FRE 480Y Translation: French to English

2003-2004


  • CT16: Traduisez les trois premiers paragraphes (depuis "Ce mardi 10..." jusqu'à "... les contingences de la vie courante.") -> Translation
  • Test 4: Translate the last three paragraphs (from "Depuis décembre 1996..." to the end). -> Translation
  • Nota: Translate as if it were still February 1998.

    Grandeur et misère du Berliner Ensemble
    (par Brigitte Salino, Le Monde, février 1998)

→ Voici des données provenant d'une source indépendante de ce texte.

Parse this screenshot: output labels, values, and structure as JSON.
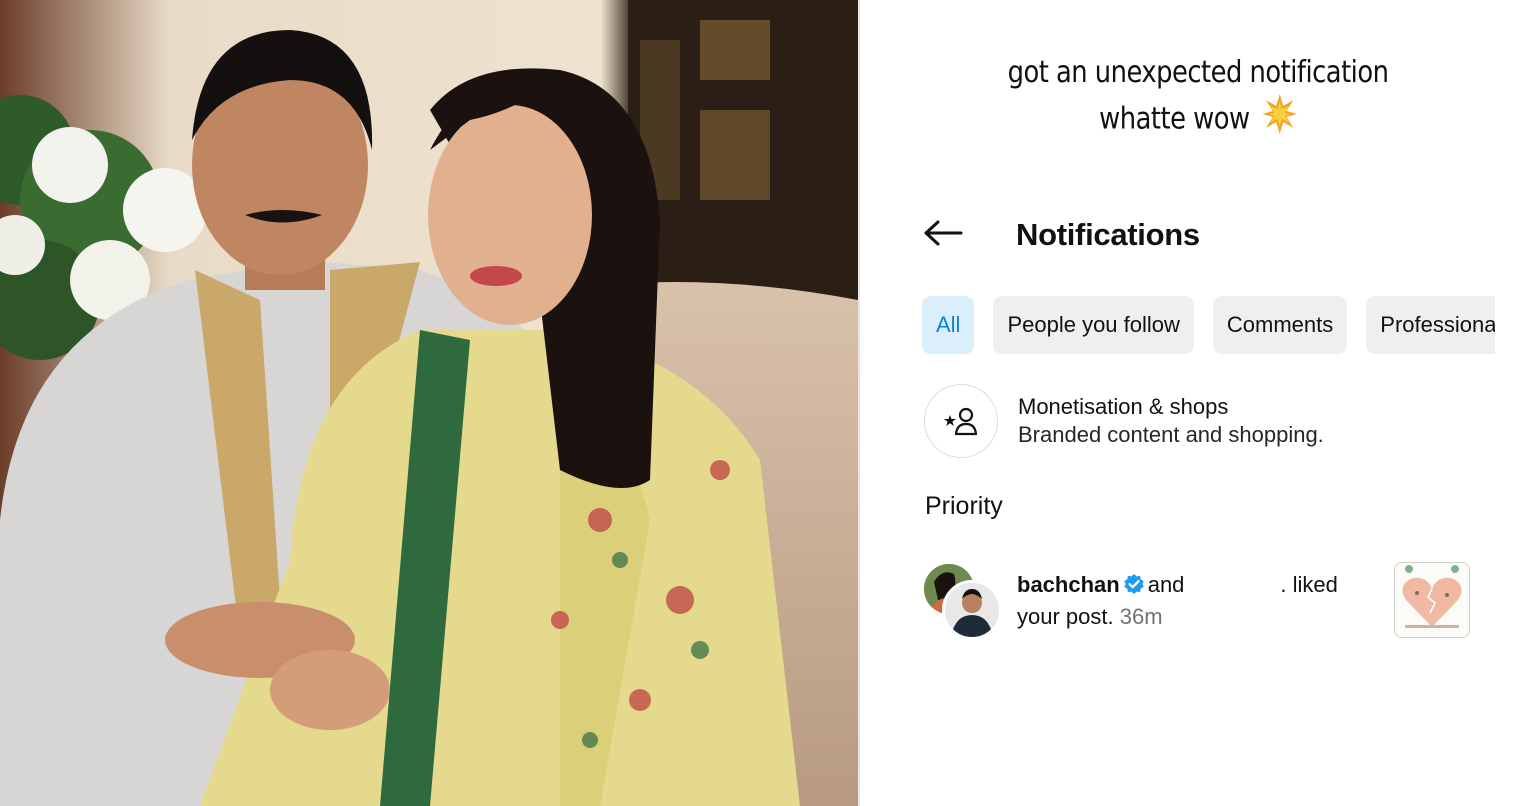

    Ce mardi 10, après une journée d'agapes intellectuelles célébrant le 100e anniversaire de la naissance de Bertolt Brecht, les spectateurs du Berliner Ensemble sont invités à se retrouver à une fête à la cantine du théâtre. Après avoir quitté la salle, ils traverseront une petite cour où, l'été, des tables sont installées à l'ombre des arbres. Puis ils descendront quelques marches qui mènent à un demi-sous-sol, pousseront une porte de bois, et entreront dans le saint des saints : la cantine du Berliner Ensemble est le double caché du plateau, l'endroit où, depuis sa fondation, en 1949, s'écrit l'histoire souterraine du théâtre.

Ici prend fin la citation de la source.